Four more questions to ask your web developer

web developmentFollowing from our first set of questions to ask your developer when building your ecommerce site, here are four more essential questions to guarantee that your site will be a success.

By Jason Hesse

1. Will the site be mobile ready?

Check that your ecommerce website will be compatible with mobile devices. This doesn’t mean that your developer has to design an app or even a mobile site – just that it’s fully accessible from smartphones and iPads.

Mobile commerce is a huge market in the ecommerce space. Users should be able to access your site from their mobile device without running into trouble.

Not convinced? By the end of the year, mobile internet users will exceed desktop users globally, and an estimated 3.5 billion people will use their mobiles to access the internet by 2015.

2. Is the website compliant with the Disability Discrimination Act (DDA)?

As an ecommerce website, you are legally bound to make sure that your website is fully accessible to everyone, including disabled people. A disabled person could make a discrimination case against you if your website is unreasonably difficult to access.

Making the site DDA compliant includes making all functionality available from a keyboard and ensuring you do not design content in a way that is known to cause seizures. This is very important, which too many smaller ecommerce websites ignore.

3. Do you code to standards?

There are levels of compliance that your website should meet. It’s best practice, for example, for your site to meet World Wide Web Consortium standards (known as W3C) for HTML and CSS.

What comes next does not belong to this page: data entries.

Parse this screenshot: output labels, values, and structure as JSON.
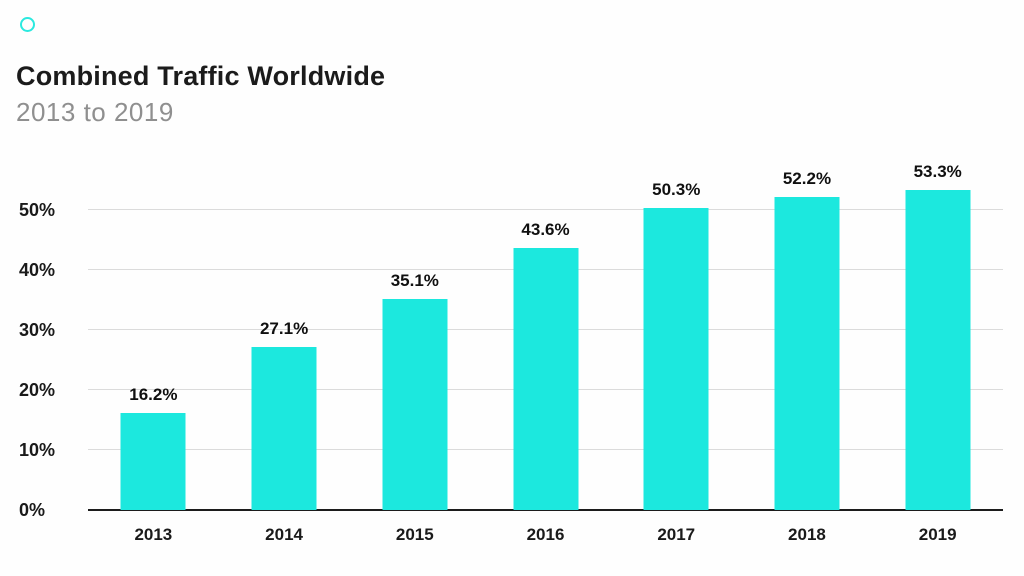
{
  "header": {
    "title": "Combined Traffic Worldwide",
    "subtitle": "2013 to 2019"
  },
  "chart_data": {
    "type": "bar",
    "title": "Combined Traffic Worldwide",
    "subtitle": "2013 to 2019",
    "categories": [
      "2013",
      "2014",
      "2015",
      "2016",
      "2017",
      "2018",
      "2019"
    ],
    "values": [
      16.2,
      27.1,
      35.1,
      43.6,
      50.3,
      52.2,
      53.3
    ],
    "data_labels": [
      "16.2%",
      "27.1%",
      "35.1%",
      "43.6%",
      "50.3%",
      "52.2%",
      "53.3%"
    ],
    "xlabel": "",
    "ylabel": "",
    "ylim": [
      0,
      60
    ],
    "y_ticks": [
      {
        "value": 0,
        "label": "0%"
      },
      {
        "value": 10,
        "label": "10%"
      },
      {
        "value": 20,
        "label": "20%"
      },
      {
        "value": 30,
        "label": "30%"
      },
      {
        "value": 40,
        "label": "40%"
      },
      {
        "value": 50,
        "label": "50%"
      }
    ],
    "grid": true,
    "legend": false,
    "bar_color": "#1CE8DE"
  },
  "colors": {
    "accent": "#1CE8DE",
    "title_text": "#1B1B1B",
    "subtitle_text": "#8F8F8F",
    "gridline": "#DBDBDB",
    "axis_line": "#1C1C1C",
    "label_text": "#101010",
    "background": "#FEFEFE"
  },
  "icons": {
    "brand_ring": "ring-icon"
  }
}
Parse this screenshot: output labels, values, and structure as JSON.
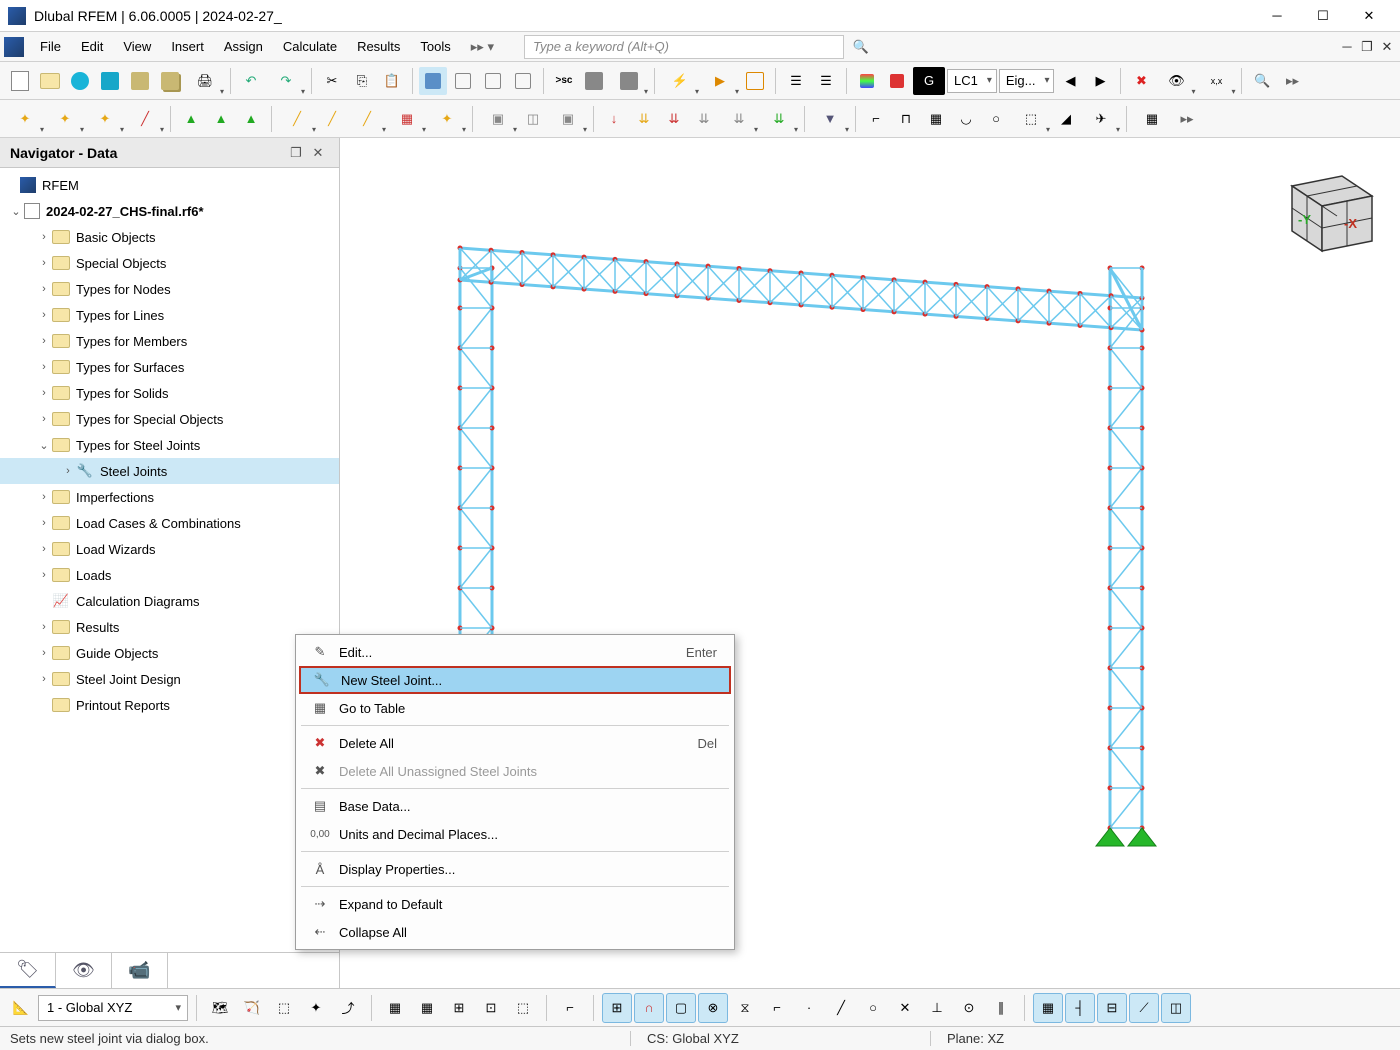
{
  "window": {
    "title": "Dlubal RFEM | 6.06.0005 | 2024-02-27_"
  },
  "menubar": {
    "items": [
      "File",
      "Edit",
      "View",
      "Insert",
      "Assign",
      "Calculate",
      "Results",
      "Tools"
    ],
    "search_placeholder": "Type a keyword (Alt+Q)"
  },
  "toolbar_top": {
    "combo_g": "G",
    "combo_lc": "LC1",
    "combo_eig": "Eig..."
  },
  "sidebar": {
    "title": "Navigator - Data",
    "root": "RFEM",
    "file": "2024-02-27_CHS-final.rf6*",
    "items": [
      "Basic Objects",
      "Special Objects",
      "Types for Nodes",
      "Types for Lines",
      "Types for Members",
      "Types for Surfaces",
      "Types for Solids",
      "Types for Special Objects",
      "Types for Steel Joints",
      "Steel Joints",
      "Imperfections",
      "Load Cases & Combinations",
      "Load Wizards",
      "Loads",
      "Calculation Diagrams",
      "Results",
      "Guide Objects",
      "Steel Joint Design",
      "Printout Reports"
    ]
  },
  "context_menu": {
    "edit": "Edit...",
    "edit_shortcut": "Enter",
    "new_joint": "New Steel Joint...",
    "goto": "Go to Table",
    "delete_all": "Delete All",
    "delete_shortcut": "Del",
    "delete_unassigned": "Delete All Unassigned Steel Joints",
    "base_data": "Base Data...",
    "units": "Units and Decimal Places...",
    "display_props": "Display Properties...",
    "expand": "Expand to Default",
    "collapse": "Collapse All"
  },
  "bottom_bar": {
    "plane_combo": "1 - Global XYZ"
  },
  "status_bar": {
    "hint": "Sets new steel joint via dialog box.",
    "cs": "CS: Global XYZ",
    "plane": "Plane: XZ"
  },
  "colors": {
    "truss_stroke": "#6cc9ee",
    "truss_fill": "#b6e7f7",
    "node_red": "#d9302c",
    "support_green": "#26b72a",
    "cube_face": "#d8d8d8",
    "cube_edge": "#333333",
    "axis_y": "#2aa52a",
    "axis_x": "#c03020"
  }
}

This means that your website is built using standard web building blocks. This will help to future-proof your website and make it accessible on all browsers. If you’re not building to the latest standards, don’t expect your site to look good on future browsers.

It’s an easy win if you pay attention to it.

4. How will the site be hosted?

If the developer offers to host your ecommerce site as part of a package deal, find out specifics: how often will the site be backed up? How resilient will the servers be to failure? How scalable are the servers? What are the maximum data levels?

You need to know the details. Most hosting packages guarantee a 99.9 per cent uptime, and backups should be daily if you have regularly changing data on your site (which is usually the case with ecommerce platforms).